What is the mean when you just calculate it without applying survey weights?

try1 %>% summarize( medpct = round(median(pctinxhlth),2), 
                    meanpct = round(mean(pctinxhlth), 2)) 
##   medpct meanpct
## 1   2.87    6.62
#heavily skewed distribution. The mean is much larger than the median.
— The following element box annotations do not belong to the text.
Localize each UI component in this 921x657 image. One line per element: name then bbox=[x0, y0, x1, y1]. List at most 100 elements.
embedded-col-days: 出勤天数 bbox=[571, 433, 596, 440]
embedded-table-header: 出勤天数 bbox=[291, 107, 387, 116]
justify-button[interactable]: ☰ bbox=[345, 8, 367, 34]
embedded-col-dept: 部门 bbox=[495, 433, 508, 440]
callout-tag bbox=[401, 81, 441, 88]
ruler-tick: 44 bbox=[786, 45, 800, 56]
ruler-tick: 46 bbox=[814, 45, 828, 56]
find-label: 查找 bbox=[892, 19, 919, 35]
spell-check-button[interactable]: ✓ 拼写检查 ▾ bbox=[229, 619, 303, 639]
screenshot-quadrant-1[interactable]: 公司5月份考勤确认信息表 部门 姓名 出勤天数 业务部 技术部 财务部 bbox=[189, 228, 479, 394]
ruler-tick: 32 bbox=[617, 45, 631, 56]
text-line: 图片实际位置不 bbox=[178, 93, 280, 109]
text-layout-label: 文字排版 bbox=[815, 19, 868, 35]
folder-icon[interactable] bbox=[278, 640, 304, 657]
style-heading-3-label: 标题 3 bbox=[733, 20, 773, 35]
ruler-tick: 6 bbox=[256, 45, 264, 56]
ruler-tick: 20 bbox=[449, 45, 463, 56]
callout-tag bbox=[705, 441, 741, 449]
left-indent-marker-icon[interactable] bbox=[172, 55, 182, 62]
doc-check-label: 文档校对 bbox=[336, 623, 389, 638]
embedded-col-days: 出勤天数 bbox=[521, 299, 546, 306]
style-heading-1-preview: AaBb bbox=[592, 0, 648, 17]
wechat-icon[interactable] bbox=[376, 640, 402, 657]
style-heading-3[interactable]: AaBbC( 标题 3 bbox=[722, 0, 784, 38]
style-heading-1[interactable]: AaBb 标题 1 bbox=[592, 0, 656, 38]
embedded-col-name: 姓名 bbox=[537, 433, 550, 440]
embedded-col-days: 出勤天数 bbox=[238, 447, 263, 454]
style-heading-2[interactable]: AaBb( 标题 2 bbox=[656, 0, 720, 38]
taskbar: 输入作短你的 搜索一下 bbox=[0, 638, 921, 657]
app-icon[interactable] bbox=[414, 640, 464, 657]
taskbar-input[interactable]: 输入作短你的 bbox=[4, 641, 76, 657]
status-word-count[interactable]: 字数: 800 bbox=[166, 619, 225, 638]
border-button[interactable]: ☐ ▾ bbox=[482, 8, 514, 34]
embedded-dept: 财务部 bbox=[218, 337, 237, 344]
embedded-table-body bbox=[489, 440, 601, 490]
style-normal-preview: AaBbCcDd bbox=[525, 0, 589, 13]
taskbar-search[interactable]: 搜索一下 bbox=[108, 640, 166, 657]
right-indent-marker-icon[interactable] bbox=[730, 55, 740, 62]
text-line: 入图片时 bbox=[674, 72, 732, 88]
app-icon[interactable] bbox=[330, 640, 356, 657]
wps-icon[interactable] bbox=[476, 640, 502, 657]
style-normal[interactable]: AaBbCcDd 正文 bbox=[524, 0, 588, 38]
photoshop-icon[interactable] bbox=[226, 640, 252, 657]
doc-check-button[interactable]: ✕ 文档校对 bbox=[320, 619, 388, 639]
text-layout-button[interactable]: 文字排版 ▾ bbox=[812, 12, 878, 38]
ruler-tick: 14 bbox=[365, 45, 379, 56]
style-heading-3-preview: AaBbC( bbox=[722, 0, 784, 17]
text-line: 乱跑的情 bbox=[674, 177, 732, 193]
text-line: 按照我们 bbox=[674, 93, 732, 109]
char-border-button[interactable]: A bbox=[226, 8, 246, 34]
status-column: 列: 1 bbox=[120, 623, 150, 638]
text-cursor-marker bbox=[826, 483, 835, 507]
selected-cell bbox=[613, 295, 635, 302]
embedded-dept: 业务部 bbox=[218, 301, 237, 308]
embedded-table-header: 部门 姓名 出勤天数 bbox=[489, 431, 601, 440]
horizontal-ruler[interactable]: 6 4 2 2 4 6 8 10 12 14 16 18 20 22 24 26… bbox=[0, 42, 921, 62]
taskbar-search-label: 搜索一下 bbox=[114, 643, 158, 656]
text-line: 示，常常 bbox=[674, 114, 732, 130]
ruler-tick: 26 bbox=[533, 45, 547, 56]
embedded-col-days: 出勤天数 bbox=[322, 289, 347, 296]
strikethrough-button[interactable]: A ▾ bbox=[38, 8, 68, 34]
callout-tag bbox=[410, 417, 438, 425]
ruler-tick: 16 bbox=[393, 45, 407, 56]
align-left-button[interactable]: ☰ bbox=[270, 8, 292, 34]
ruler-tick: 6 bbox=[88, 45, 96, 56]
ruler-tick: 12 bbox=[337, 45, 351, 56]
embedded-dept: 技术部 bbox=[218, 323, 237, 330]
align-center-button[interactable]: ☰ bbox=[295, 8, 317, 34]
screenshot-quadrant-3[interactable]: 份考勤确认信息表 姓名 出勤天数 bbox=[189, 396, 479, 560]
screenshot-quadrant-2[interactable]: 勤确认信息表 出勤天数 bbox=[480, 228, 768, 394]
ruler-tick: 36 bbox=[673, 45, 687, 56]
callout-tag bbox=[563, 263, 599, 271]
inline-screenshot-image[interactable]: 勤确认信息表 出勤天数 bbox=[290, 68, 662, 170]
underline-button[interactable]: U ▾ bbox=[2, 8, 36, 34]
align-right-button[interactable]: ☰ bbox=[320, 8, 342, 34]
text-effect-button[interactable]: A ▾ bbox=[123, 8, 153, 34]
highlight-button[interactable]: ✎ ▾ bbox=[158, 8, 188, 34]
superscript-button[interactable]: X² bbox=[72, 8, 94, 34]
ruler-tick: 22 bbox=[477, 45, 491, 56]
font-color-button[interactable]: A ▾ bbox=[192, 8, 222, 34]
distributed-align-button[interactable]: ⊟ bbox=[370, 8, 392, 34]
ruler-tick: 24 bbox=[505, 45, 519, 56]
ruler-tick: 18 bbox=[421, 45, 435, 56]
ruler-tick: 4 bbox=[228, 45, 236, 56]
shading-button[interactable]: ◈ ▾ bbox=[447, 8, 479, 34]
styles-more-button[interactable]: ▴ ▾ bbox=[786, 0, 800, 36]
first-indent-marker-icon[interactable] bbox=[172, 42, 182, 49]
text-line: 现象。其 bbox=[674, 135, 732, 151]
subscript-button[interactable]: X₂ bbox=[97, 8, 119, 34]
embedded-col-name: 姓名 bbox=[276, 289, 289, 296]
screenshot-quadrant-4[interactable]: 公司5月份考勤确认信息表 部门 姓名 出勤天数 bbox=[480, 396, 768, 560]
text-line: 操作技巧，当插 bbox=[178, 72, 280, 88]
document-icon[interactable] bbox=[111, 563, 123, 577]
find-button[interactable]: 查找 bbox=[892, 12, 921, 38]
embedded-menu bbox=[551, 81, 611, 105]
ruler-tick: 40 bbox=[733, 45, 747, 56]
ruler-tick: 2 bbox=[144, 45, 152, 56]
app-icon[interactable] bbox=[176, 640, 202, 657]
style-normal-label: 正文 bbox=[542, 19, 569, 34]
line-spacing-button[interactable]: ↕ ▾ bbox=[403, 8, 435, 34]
Let us try to weight this using PERWT16F as the weight variable.

mepsdesign2 <- meps2016 %>% as_survey_design(ids = VARPSU, strata = VARSTR,
                                     weight = PERWT16F, nest = TRUE)
try2 <- mepsdesign2 %>% 
filter( ( CHDDX == 1 & ANGIDX == 1 & MIDX == 1 & OHRTDX == 1) &
        ( TTLP16X > 0 ) &
        ( TOTSLF16 ) > 0) %>% 
select(CHDDX, ANGIDX, MIDX, OHRTDX, TTLP16X, TOTSLF16, VARPSU, VARSTR, PERWT16F) %>%
  mutate(pctinxhlth = round(TOTSLF16/TTLP16X*100,2)) 
  try2 %>% summarize( medpct = round(survey_median(pctinxhlth, vartype = "se"),2), 
                    meanpct = round(survey_mean(pctinxhlth), 2)) 
## # A tibble: 1 x 4
##   medpct_q50 medpct_q50_se meanpct meanpct_se
##        <dbl>         <dbl>   <dbl>      <dbl>
## 1       2.63           0.6    6.72       1.83
df <- data.frame(
  group = c("Total", "Mean OOP Spending"),
  value = c(100, 6.72)
  )


pie <- ggplot(df, aes(x="", y=value, fill=group))+
geom_bar(width = 1, stat = "identity") + coord_polar("y", start=0)
pie

This shows that, on average, people who had severe heart disease (defined as having been diagnosed with coronary artery disease, and angina, having suffered a heart attack and having other heart conditions ) spent about 6.7 percent of their annual income in 2016 on out-of-pocket healthcare costs. This does not include premiums. About half of all Americans with severe heart disease spent more than 2.6 percent of their annual incomes on OOP costs.